可以发现包含每条商品信息在li标签下,其xpath定位语句为"//ul[@class='bigimg']/li"

2.2信息提取

从每条li中找到所需要的信息

for book in books:
    title = book.xpath("./a/@title").extract_first()
    price = book.xpath("./p[@class='price']/span[@class='search_now_price']/text()").extract_first()
    author = book.xpath("./p[@class='search_book_author']/span/a/@title").extract_first()
    date = book.xpath("./p[@class='search_book_author']/span[2]/text()").extract_first()
    publisher = book.xpath("./p[@class='search_book_author']/span/a[@name='P_cbs']/text()").extract_first()
    detail = book.xpath("./p[@class='detail']/text()").extract_first()
2.3写入数据库

pipelines.py

class DdspiderPipeline:

    def open_spider(self, spider):
        self.count = 1
        self.con = pymysql.connect(host='localhost', user='root', password='123456', charset="utf8")
        self.cursor = self.con.cursor()
        self.cursor.execute("CREATE DATABASE IF NOT EXISTS books")
        self.cursor.execute("USE books")
        self.cursor.execute("CREATE TABLE IF NOT EXISTS books("
                            "id int primary key,"
                            "bTitle varchar(512) ,"
                            "bAuthor varchar(256),"
                            "bPublisher varchar(256),"
                            "bDate varchar(32),"
                            "bPrice varchar(16),"
                            "bDetail text)"
                            "ENGINE=InnoDB DEFAULT CHARSET=utf8")
        print("opened")
        self.opened = True


    def process_item(self, item, spider):
        try:
            if self.opened:
                self.cursor.execute("insert into books (id, bTitle, bAuthor, bPublisher, bDate, bPrice, bDetail) values "
                                    "(%s,%s,%s,%s,%s,%s,%s)", (self.count, item['title'], item['author'], item['publisher'],
                                                                  item['date'], item['price'], item['detail']))
                self.count += 1
            return item
        except Exception as err:
            print(err)

    def close_spider(self, spider):
        if self.opened:
            self.con.commit()
            self.con.close()
            self.opened = False
        print("close")
        print("总共爬取:", self.count, "本书籍")
2.4 修改setting.py
BOT_NAME = 'ddSpider'

SPIDER_MODULES = ['ddSpider.spiders']
NEWSPIDER_MODULE = 'ddSpider.spiders'
ROBOTSTXT_OBEY = False
ITEM_PIPELINES = {
   'ddSpider.pipelines.DdspiderPipeline': 300,
}
2.5 结果

image

3.心得体会

复现作业难度不大,经过本次实验,我熟练掌握 scrapy 中 Item、Pipeline 数据的序列化输出方法。

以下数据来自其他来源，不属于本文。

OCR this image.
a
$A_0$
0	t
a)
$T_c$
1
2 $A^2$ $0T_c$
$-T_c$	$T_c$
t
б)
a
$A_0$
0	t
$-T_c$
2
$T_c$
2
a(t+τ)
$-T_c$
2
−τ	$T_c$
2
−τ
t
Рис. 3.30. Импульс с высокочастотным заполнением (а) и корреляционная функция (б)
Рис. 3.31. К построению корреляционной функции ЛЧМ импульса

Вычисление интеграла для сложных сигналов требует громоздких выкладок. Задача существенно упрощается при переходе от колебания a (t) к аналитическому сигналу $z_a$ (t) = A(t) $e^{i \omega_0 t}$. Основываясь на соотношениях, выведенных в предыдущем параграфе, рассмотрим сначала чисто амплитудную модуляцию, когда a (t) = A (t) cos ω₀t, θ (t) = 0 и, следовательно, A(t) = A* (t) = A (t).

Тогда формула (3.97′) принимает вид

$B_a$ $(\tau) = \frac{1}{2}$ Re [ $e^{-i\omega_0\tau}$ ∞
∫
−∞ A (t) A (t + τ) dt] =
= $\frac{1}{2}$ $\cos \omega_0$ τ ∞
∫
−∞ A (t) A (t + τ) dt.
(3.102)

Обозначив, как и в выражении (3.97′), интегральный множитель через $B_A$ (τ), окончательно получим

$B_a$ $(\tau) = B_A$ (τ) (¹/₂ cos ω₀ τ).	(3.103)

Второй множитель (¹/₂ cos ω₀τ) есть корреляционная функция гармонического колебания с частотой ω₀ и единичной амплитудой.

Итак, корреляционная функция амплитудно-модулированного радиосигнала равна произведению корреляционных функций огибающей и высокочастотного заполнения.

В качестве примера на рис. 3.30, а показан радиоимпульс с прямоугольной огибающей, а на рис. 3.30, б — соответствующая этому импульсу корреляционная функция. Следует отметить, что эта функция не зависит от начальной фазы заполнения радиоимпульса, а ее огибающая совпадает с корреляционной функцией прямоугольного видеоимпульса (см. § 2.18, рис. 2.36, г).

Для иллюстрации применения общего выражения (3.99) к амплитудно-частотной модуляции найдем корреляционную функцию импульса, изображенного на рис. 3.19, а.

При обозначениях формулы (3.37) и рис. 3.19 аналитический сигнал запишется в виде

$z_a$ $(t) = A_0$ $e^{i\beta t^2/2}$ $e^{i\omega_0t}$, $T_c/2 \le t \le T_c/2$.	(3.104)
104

同时,也是第一次使用mysql,对于python中利用pymysql与MySQL数据库进行交互有了初步理解。对于Xpath的掌握程度也大大加深。

1.作业②:

  • 要求:熟练掌握 scrapy 中 Item、Pipeline 数据的序列化输出方法;使用scrapy框架+Xpath+MySQL数据库存储技术路线爬取外汇网站数据。

  • 候选网站:招商银行网:http://fx.cmbchina.com/hq/

  • 输出信息:MySQL数据库存储和输出格式

    Id Currency TSP CSP TBP CBP Time
    1 港币 86.60 86.60 86.26 85.65 15:36:30
    2......

2.解题思路

2.1网页分析与商品定位

image

网页比较简洁,可以容易的找到所需数据在tr标签下,但第一条tr为表头,要略过,xpath定位为"//table[@class='data']//tr"

2.2信息提取

从每条tr中找到所需要的汇率信息

for f in forex_data[1:]:
    item = forexSpiderItem()
    currency = f.xpath("./td[1]/text()").extract_first().strip()
    TSP = f.xpath("./td[4]/text()").extract_first().strip()
    CSP = f.xpath("./td[5]/text()").extract_first().strip()
    TBP = f.xpath("./td[6]/text()").extract_first().strip()
    CBP = f.xpath("./td[7]/text()").extract_first().strip()
    time = f.xpath("./td[8]/text()").extract_first().strip()
2.3写入数据库

pipelines.py

class ForexspiderPipeline:
    def open_spider(self, spider):
        try:
            self.con = pymysql.connect(host='localhost', port=3306, user='root', password='123456', charset='utf8')
            self.cursor = self.con.cursor()
            self.cursor.execute("CREATE DATABASE IF NOT EXISTS forex")
            self.cursor.execute("USE forex")
            self.cursor.execute("CREATE TABLE IF NOT EXISTS forexs(Id varchar(8) primary key, Currency varchar(32), "
                                "TSP varchar(8),CSP varchar(8), TBP varchar(8), CBP varchar(8), Time varchar(16))"
                                "ENGINE=InnoDB DEFAULT CHARSET=utf8")
            self.opened = True
            print("opened")

        except Exception as e:
            print(e)
            self.opened = False

    def process_item(self, item, spider):
        try:
            if self.opened:
                self.cursor.execute("INSERT INTO forexs VALUES (%s,%s,%s,%s,%s,%s,%s)",
                                    (item["id"],item["currency"],item["TSP"],item["CSP"],
                                     item["TBP"],item["CBP"],item["time"]))
                print("INSERT INTO forexs VALUES (%s,%s,%s,%s,%s,%s,%s)",
                                    (item["id"],item["currency"],item["TSP"],item["CSP"],
                                     item["TBP"],item["CBP"],item["time"]))
                return item
        except Exception as e:
            print(e)

    def close_spider(self, spider):
        if self.opened:
            self.con.commit()
            self.con.close()
            self.opened = False
            print("closed")
2.4 修改setting.py(类似上一题)
2.5结果

id字段设为varchar,表格显示未按id排序

image

3.心得体会

和第一题大体相同,继续巩固了pymysql与MySQL数据库的使用理解。

1.作业③:

  • 要求:熟练掌握 Selenium 查找HTML元素、爬取Ajax网页数据、等待HTML元素等内容;使用Selenium框架+ MySQL数据库存储技术路线爬取“沪深A股”、“上证A股”、“深证A股”3个板块的股票数据信息。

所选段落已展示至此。